It seems that very few days pass before the news cycle churns up another story about a major breach in computer security affecting institutions and potentially millions of their consumers. The latest is a scheme targeting more than 100 banks in 30 different countries and netting the cyber thieves at least $1 billion.
News of the heist came just days after President Barack Obama signed an executive order urging companies to share threat information with each other and federal authorities. Unlike other recent uses of executive power, this action received bipartisan support, as it should. Aggressive action against cyber crime is overdue, as is a more comprehensive approach to the problem through congressional action, which remains under discussion but without any concrete proposals.
We are now stoutly past the point of arguing whether our computer systems are vulnerable. They are, as demonstrated by any number of recent incidents, including the infiltration of systems managed by Sony International Pictures, JP Morgan Chase, Home Depot, Target and others. The problem deserves high-priority response, and the president deserves credit for urging direct action, though leadership on this issue has been anemic given the severity of the threat.
Imagine the chaos that would ensue should hackers disrupt a critical system of digital infrastructure such as the FAA’s air traffic control system or any of the systems that facilitate trade in the commodities and equities markets. The damage could be irreparable and the losses catastrophic. As it stands now, when we engage in online commerce, we do so with a false sense of safety that is tantamount to a state of denial.
A successful strategy against cybercrime must be more about detection and prevention and less about deterrence and punishment once the deed is done. Two tenets must be embraced.
First, there should be, as the president has ordered, a collaborative network connecting all large public and private database managers and authorities from various state and federal agencies. This would facilitate a number of critical needs, including the ability to act quickly upon discovery of a breach.
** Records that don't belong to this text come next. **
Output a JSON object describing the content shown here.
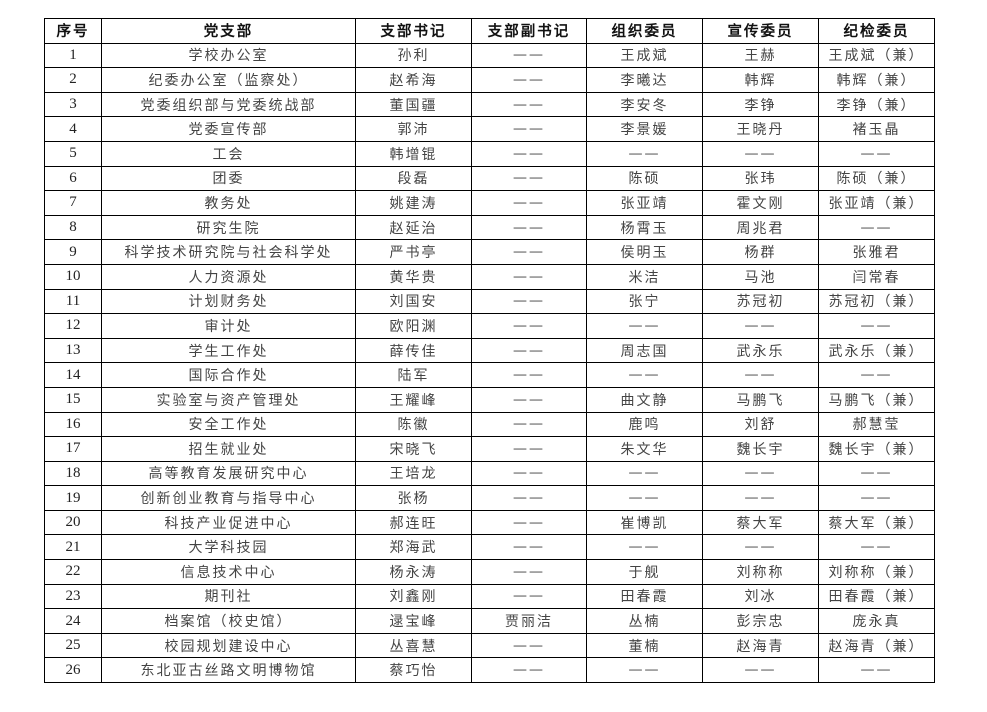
{
  "headers": [
    "序号",
    "党支部",
    "支部书记",
    "支部副书记",
    "组织委员",
    "宣传委员",
    "纪检委员"
  ],
  "rows": [
    [
      "1",
      "学校办公室",
      "孙利",
      "——",
      "王成斌",
      "王赫",
      "王成斌（兼）"
    ],
    [
      "2",
      "纪委办公室（监察处）",
      "赵希海",
      "——",
      "李曦达",
      "韩辉",
      "韩辉（兼）"
    ],
    [
      "3",
      "党委组织部与党委统战部",
      "董国疆",
      "——",
      "李安冬",
      "李铮",
      "李铮（兼）"
    ],
    [
      "4",
      "党委宣传部",
      "郭沛",
      "——",
      "李景媛",
      "王晓丹",
      "褚玉晶"
    ],
    [
      "5",
      "工会",
      "韩增锟",
      "——",
      "——",
      "——",
      "——"
    ],
    [
      "6",
      "团委",
      "段磊",
      "——",
      "陈硕",
      "张玮",
      "陈硕（兼）"
    ],
    [
      "7",
      "教务处",
      "姚建涛",
      "——",
      "张亚靖",
      "霍文刚",
      "张亚靖（兼）"
    ],
    [
      "8",
      "研究生院",
      "赵延治",
      "——",
      "杨霄玉",
      "周兆君",
      "——"
    ],
    [
      "9",
      "科学技术研究院与社会科学处",
      "严书亭",
      "——",
      "侯明玉",
      "杨群",
      "张雅君"
    ],
    [
      "10",
      "人力资源处",
      "黄华贵",
      "——",
      "米洁",
      "马池",
      "闫常春"
    ],
    [
      "11",
      "计划财务处",
      "刘国安",
      "——",
      "张宁",
      "苏冠初",
      "苏冠初（兼）"
    ],
    [
      "12",
      "审计处",
      "欧阳渊",
      "——",
      "——",
      "——",
      "——"
    ],
    [
      "13",
      "学生工作处",
      "薛传佳",
      "——",
      "周志国",
      "武永乐",
      "武永乐（兼）"
    ],
    [
      "14",
      "国际合作处",
      "陆军",
      "——",
      "——",
      "——",
      "——"
    ],
    [
      "15",
      "实验室与资产管理处",
      "王耀峰",
      "——",
      "曲文静",
      "马鹏飞",
      "马鹏飞（兼）"
    ],
    [
      "16",
      "安全工作处",
      "陈徽",
      "——",
      "鹿鸣",
      "刘舒",
      "郝慧莹"
    ],
    [
      "17",
      "招生就业处",
      "宋晓飞",
      "——",
      "朱文华",
      "魏长宇",
      "魏长宇（兼）"
    ],
    [
      "18",
      "高等教育发展研究中心",
      "王培龙",
      "——",
      "——",
      "——",
      "——"
    ],
    [
      "19",
      "创新创业教育与指导中心",
      "张杨",
      "——",
      "——",
      "——",
      "——"
    ],
    [
      "20",
      "科技产业促进中心",
      "郝连旺",
      "——",
      "崔博凯",
      "蔡大军",
      "蔡大军（兼）"
    ],
    [
      "21",
      "大学科技园",
      "郑海武",
      "——",
      "——",
      "——",
      "——"
    ],
    [
      "22",
      "信息技术中心",
      "杨永涛",
      "——",
      "于舰",
      "刘称称",
      "刘称称（兼）"
    ],
    [
      "23",
      "期刊社",
      "刘鑫刚",
      "——",
      "田春霞",
      "刘冰",
      "田春霞（兼）"
    ],
    [
      "24",
      "档案馆（校史馆）",
      "逯宝峰",
      "贾丽洁",
      "丛楠",
      "彭宗忠",
      "庞永真"
    ],
    [
      "25",
      "校园规划建设中心",
      "丛喜慧",
      "——",
      "董楠",
      "赵海青",
      "赵海青（兼）"
    ],
    [
      "26",
      "东北亚古丝路文明博物馆",
      "蔡巧怡",
      "——",
      "——",
      "——",
      "——"
    ]
  ]
}
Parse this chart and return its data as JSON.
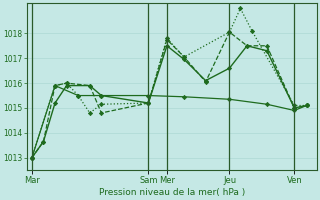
{
  "title": "Pression niveau de la mer( hPa )",
  "bg_color": "#c5e8e5",
  "grid_color": "#a8d5d0",
  "line_color": "#1e6b1e",
  "ylim": [
    1012.5,
    1019.2
  ],
  "yticks": [
    1013,
    1014,
    1015,
    1016,
    1017,
    1018
  ],
  "day_labels": [
    "Mar",
    "Sam",
    "Mer",
    "Jeu",
    "Ven"
  ],
  "day_positions": [
    0.0,
    3.52,
    4.08,
    5.97,
    7.93
  ],
  "xlim": [
    -0.15,
    8.6
  ],
  "lines": [
    {
      "x": [
        0.0,
        0.35,
        0.7,
        1.05,
        1.75,
        2.1,
        3.52,
        4.08,
        4.6,
        5.25,
        5.97,
        6.5,
        7.1,
        7.93,
        8.3
      ],
      "y": [
        1013.0,
        1013.65,
        1015.2,
        1015.9,
        1015.9,
        1015.5,
        1015.2,
        1017.5,
        1016.95,
        1016.1,
        1016.6,
        1017.5,
        1017.3,
        1015.0,
        1015.1
      ],
      "style": "-",
      "marker": "D",
      "markersize": 2.2,
      "linewidth": 1.0
    },
    {
      "x": [
        0.0,
        0.35,
        0.7,
        1.05,
        1.75,
        2.1,
        3.52,
        4.08,
        4.6,
        5.25,
        5.97,
        6.5,
        7.1,
        7.93,
        8.3
      ],
      "y": [
        1013.0,
        1013.65,
        1015.9,
        1016.0,
        1015.9,
        1014.8,
        1015.2,
        1017.75,
        1017.05,
        1016.05,
        1018.05,
        1017.5,
        1017.5,
        1015.0,
        1015.1
      ],
      "style": "--",
      "marker": "D",
      "markersize": 2.2,
      "linewidth": 0.9
    },
    {
      "x": [
        0.0,
        0.7,
        1.05,
        1.4,
        1.75,
        2.1,
        3.52,
        4.08,
        4.6,
        5.97,
        6.3,
        6.65,
        7.93,
        8.3
      ],
      "y": [
        1013.0,
        1015.9,
        1016.0,
        1015.5,
        1014.8,
        1015.15,
        1015.2,
        1017.8,
        1017.05,
        1018.05,
        1019.0,
        1018.1,
        1015.1,
        1015.1
      ],
      "style": ":",
      "marker": "D",
      "markersize": 2.2,
      "linewidth": 0.9
    },
    {
      "x": [
        0.0,
        0.7,
        1.4,
        2.1,
        3.52,
        4.6,
        5.97,
        7.1,
        7.93,
        8.3
      ],
      "y": [
        1013.0,
        1015.9,
        1015.5,
        1015.5,
        1015.5,
        1015.45,
        1015.35,
        1015.15,
        1014.9,
        1015.1
      ],
      "style": "-",
      "marker": "D",
      "markersize": 2.2,
      "linewidth": 0.9
    }
  ]
}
Second, there needs to be uniformity in the area of consumer protection. Laws governing how and when consumers should be notified about breaches involving their private data are patchwork, varying from state to state. Congress needs to create a statutory system that serves consumers with better protection and communication.
Authority in this area falls squarely in the federal arena. Online commerce is interstate and international, as demonstrated in the coordinated attack on dozens of separate banking institutions around the world. Public concern over the matter transcends party lines. All of us are vulnerable, as Internet transactions now exceed $1 trillion annually.
There will always be some who will invent nefarious schemes to skim off some of those dollars. It’s the role of the federal government to stay ahead of the scammers. It will require investment of considerable resources as well as consistent leadership, coordination and acknowledgement the battle will be constant — and one we can’t afford to lose.